To compare the predictive power of APEX to a scoring function, researchers tested 49 peptides predicted by the scoring function and 69 peptides predicted by APEX from extinct organisms. Among the 69 APEX-predicted peptides, 21 were derived from secreted proteins and 48 from non-secreted proteins. The peptides were synthesized and experimentally tested for antimicrobial activity against 11 bacterial pathogens, revealing a hit rate of 59% for identifying peptides with antimicrobial activity, significantly higher than the 24% hit rate of the scoring function.
The researchers also assessed the secondary structures of these peptides, finding that APEX-identified peptides predominantly formed α-helical structures, enhancing their membrane interaction and antimicrobial effectiveness. The mechanism of action was investigated through membrane depolarization and permeabilization assays, showing that APEX-predicted peptides effectively depolarized bacterial membranes.
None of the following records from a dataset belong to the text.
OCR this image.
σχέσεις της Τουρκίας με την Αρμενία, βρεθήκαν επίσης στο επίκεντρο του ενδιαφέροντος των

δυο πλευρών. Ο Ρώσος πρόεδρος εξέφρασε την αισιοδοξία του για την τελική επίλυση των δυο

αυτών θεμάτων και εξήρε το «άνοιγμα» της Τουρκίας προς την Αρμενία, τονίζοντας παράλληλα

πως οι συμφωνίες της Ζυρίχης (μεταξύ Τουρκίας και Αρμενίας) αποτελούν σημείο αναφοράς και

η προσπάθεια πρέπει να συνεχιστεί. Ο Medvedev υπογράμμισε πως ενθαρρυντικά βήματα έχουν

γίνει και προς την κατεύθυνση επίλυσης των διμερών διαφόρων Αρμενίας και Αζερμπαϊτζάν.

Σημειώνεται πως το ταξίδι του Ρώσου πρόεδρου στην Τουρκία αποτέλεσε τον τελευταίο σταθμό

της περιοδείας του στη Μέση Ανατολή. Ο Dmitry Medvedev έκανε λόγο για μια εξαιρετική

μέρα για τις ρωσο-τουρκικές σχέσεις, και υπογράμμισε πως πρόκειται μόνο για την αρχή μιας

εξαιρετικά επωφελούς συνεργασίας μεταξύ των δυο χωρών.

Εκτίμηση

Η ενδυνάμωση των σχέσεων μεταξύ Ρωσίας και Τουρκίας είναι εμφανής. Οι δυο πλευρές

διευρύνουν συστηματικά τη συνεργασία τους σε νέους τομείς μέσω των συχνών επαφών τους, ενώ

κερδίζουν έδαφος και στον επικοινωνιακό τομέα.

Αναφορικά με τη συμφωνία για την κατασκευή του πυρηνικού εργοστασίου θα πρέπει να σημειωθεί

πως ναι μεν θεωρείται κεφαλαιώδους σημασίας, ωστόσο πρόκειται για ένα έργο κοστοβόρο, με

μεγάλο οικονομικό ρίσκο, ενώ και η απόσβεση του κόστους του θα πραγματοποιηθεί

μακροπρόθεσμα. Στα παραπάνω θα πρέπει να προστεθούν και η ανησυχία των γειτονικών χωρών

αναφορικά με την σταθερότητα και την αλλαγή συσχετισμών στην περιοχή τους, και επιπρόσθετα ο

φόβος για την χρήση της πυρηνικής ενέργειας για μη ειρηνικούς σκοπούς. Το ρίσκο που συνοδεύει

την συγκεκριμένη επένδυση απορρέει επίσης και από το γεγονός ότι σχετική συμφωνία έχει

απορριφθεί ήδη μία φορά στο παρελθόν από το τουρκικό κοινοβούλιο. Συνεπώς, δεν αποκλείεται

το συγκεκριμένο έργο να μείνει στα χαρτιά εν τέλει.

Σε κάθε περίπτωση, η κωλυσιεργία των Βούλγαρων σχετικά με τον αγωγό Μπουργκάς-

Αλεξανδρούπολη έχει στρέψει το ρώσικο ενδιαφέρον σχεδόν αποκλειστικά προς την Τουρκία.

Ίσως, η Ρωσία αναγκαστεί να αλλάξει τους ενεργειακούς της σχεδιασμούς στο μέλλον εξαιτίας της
In vivo tests in mouse models of skin abscess and thigh infection showed that several peptides, including AEPs (archaeic EPs) and MEPs (modern EPs), exhibited significant anti-infective efficacy. Notably, peptides such as elephasin-2, hydrodamin-1, megalocerin-1, mammuthusin-2, and mylodonin-2 reduced bacterial loads by 2-5 orders of magnitude, comparable to the widely used antibiotic polymyxin B.
Conclusions
To summarize, this study highlights the successful application of deep learning in predicting antimicrobial activity from peptide sequences, specifically through the development and use of the APEX model. APEX, trained on both in-house and publicly available datasets, utilizes a multitask learning architecture to predict the antimicrobial properties of peptides. The model outperformed traditional machine learning methods in predicting species-specific antimicrobial activity, demonstrating substantial predictive power. The findings underscore the potential of molecular de-extinction for discovering novel therapeutic molecules and addressing antibiotic resistance.